Owen poussa un cri rauque avant d’ouvrir la trappe et de quitter la pièce.
— Sacré spectacle ! s’amusa Draliaa. Ces discussions posées vous arrivent souvent ?
— Le contexte joue avec nos nerfs.
— C’est un grand impassible, votre ami.
Aurore eut un petit rire.
— Ceci n’est pas entièrement de son fait. Il y a, en ces lieux, une aura mauvaise. Une force qui corrompt les cœurs et qui y sème le doute. Ne le ressentez-vous pas, vous aussi ?

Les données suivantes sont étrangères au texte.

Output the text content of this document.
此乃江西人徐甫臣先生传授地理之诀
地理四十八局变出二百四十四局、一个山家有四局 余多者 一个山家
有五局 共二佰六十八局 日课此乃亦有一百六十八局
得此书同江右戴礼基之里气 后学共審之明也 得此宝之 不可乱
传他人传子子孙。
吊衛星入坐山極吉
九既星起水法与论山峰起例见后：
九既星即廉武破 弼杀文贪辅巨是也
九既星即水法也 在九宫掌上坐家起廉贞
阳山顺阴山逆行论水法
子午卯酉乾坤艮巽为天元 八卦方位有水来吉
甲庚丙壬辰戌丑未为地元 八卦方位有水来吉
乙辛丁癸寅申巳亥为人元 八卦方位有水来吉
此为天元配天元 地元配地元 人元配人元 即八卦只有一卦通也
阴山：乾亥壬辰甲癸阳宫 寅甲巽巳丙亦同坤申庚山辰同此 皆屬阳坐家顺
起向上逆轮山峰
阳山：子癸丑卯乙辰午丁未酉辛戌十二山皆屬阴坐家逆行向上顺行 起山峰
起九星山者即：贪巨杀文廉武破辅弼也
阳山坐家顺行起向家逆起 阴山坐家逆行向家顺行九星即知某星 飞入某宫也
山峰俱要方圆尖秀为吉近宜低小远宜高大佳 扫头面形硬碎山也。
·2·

— Depuis le village sur le bord du lac, cela n’a fait que s’intensifier, confirma Varlii. Mais déjà dans le sanctuaire de Karr-l’ieh, cette sensation rôdait comme un charognard à l’affût d’une faiblesse de notre part.
— Je pense que cette perversion émane des cristaux d’améthyste, répondit Aurore.
— Cette glace est l’œuvre d’un sorcier. Je l’ai vu la mander d’un monde inconnu, au travers de portails lumineux.
— Nous devrions nous hâter de retrouver ce sorcier et de le supprimer, si nous ne voulons pas que le doute reste à jamais figé dans nos cœurs.